Na het overlijden van Stieg Larsson, auteur van de Millennium-trilogie, ontstond een jarenlange strijd over zijn erfenis tussen zijn weduwe en zijn vader en broer. Ook al leefde hij al 32 jaar met haar samen, ze kreeg niets. Want ze was niet getrouwd met Larsson, en hij had geen testament gemaakt.
Larsson was een Zweed, maar in Nederland had hetzelfde kunnen gebeuren. Wie niet getrouwd is en niets heeft geregeld, kan na het overlijden van een partner nauwelijks ergens aanspraak op maken. Het Nederlandse erfrecht sluit niet aan op de moderne tijd, en moet dringend worden aangepast.
Dat is een belangrijke conclusie in het boek Voor wie is de erfenis?, dat deze donderdag wordt gepresenteerd. Het is geschreven door wetenschappers uit verschillende disciplines – onder meer de economie, filosofie, rechtsgeleerdheid en sociologie – die pleiten voor het veranderen van het huidige erfrecht en de erfbelasting.

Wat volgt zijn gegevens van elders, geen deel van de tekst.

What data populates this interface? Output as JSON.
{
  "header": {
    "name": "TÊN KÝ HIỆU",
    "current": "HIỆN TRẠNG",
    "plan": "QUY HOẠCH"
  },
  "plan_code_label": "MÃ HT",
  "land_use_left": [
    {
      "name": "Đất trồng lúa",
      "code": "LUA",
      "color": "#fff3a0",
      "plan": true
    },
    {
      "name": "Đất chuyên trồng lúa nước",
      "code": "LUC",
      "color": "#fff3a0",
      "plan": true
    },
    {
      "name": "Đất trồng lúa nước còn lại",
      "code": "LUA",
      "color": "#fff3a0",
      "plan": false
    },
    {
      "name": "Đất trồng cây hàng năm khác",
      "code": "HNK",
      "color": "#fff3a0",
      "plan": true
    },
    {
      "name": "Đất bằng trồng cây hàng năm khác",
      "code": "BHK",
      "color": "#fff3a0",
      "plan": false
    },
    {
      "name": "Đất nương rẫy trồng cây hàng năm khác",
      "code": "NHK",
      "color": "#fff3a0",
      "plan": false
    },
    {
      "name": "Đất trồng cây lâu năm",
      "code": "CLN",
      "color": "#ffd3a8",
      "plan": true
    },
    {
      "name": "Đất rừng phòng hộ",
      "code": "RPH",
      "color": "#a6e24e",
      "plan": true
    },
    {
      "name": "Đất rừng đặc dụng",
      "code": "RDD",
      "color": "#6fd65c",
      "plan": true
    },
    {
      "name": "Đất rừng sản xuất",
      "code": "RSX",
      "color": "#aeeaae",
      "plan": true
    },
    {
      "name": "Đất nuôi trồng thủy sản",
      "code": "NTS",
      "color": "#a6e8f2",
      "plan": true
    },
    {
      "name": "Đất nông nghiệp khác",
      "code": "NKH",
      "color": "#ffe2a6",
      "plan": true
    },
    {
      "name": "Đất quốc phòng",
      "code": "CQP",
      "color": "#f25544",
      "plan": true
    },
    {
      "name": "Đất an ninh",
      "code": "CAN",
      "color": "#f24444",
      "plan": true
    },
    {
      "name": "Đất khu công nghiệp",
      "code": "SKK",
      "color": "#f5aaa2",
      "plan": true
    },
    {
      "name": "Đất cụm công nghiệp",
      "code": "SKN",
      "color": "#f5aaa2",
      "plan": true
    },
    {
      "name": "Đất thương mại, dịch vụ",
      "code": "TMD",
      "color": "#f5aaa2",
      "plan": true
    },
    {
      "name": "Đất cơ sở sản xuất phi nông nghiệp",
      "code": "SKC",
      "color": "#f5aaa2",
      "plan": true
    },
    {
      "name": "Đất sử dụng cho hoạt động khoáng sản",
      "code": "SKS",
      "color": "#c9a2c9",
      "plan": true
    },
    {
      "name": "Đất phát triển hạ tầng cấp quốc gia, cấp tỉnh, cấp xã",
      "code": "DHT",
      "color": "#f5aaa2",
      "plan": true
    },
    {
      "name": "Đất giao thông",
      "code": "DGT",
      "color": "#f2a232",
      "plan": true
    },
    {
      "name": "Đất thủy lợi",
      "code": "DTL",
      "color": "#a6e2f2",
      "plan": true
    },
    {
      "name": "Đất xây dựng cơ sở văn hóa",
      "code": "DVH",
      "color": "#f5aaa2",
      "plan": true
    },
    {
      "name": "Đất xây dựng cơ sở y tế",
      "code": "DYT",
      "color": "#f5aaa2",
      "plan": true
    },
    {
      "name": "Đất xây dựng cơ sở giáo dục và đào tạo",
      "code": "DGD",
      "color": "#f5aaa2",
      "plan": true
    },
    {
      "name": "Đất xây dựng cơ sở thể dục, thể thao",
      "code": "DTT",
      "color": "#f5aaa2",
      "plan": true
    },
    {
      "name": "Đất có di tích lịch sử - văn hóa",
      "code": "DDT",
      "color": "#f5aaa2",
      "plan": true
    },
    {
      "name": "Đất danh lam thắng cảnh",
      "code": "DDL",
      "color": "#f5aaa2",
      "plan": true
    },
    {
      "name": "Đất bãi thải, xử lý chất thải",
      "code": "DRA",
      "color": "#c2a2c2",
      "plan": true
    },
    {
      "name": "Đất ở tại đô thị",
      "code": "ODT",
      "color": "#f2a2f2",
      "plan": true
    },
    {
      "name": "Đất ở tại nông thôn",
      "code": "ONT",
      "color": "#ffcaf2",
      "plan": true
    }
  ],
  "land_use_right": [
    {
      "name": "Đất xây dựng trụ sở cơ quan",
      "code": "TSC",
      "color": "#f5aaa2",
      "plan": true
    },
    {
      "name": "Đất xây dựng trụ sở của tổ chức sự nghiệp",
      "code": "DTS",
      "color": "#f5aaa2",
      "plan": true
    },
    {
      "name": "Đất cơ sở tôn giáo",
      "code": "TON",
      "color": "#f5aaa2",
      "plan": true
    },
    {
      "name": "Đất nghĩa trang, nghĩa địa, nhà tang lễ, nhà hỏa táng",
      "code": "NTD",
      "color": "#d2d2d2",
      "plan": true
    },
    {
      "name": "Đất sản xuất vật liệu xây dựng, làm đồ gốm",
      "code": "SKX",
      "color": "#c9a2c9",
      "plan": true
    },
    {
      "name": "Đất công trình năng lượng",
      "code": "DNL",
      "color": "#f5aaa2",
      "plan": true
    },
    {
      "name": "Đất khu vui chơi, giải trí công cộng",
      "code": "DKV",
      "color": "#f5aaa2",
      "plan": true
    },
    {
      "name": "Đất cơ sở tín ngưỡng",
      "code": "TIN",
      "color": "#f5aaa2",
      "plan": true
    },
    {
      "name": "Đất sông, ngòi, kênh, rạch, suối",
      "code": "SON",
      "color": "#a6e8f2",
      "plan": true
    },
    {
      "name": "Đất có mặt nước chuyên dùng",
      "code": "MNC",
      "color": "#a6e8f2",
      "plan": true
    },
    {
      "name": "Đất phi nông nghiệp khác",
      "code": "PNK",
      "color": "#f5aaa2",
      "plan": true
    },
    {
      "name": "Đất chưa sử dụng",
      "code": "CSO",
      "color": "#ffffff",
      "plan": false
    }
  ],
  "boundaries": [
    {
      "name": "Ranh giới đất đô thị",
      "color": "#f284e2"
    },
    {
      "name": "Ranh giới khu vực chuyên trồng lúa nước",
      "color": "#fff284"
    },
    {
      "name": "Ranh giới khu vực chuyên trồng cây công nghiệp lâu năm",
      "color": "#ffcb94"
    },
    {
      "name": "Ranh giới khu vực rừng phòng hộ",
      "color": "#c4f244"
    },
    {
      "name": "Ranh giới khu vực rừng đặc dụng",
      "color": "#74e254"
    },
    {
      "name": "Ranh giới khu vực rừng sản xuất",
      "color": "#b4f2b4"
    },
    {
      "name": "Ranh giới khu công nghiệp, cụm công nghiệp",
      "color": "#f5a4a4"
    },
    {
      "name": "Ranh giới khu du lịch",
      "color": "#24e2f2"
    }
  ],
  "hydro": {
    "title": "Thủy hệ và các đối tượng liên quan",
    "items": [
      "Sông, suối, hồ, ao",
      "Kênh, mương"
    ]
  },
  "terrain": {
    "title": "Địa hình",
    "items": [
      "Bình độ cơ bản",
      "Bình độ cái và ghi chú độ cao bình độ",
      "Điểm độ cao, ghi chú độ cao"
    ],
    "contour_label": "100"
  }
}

Janneke Plantenga, hoogleraar Economie van de welvaartsstaat aan de Universiteit Utrecht en één van de initiatiefnemers van het boek: „Dit boek is onze voorzet om de wetgeving te moderniseren, en om een nieuwe grondslag te vinden voor die zo gehate erfbelasting. Want ergens zijn we het idee kwijtgeraakt dat juist via het erfrecht en via de erfbelasting een meer gelijke en rechtvaardige samenleving kan worden bereikt.”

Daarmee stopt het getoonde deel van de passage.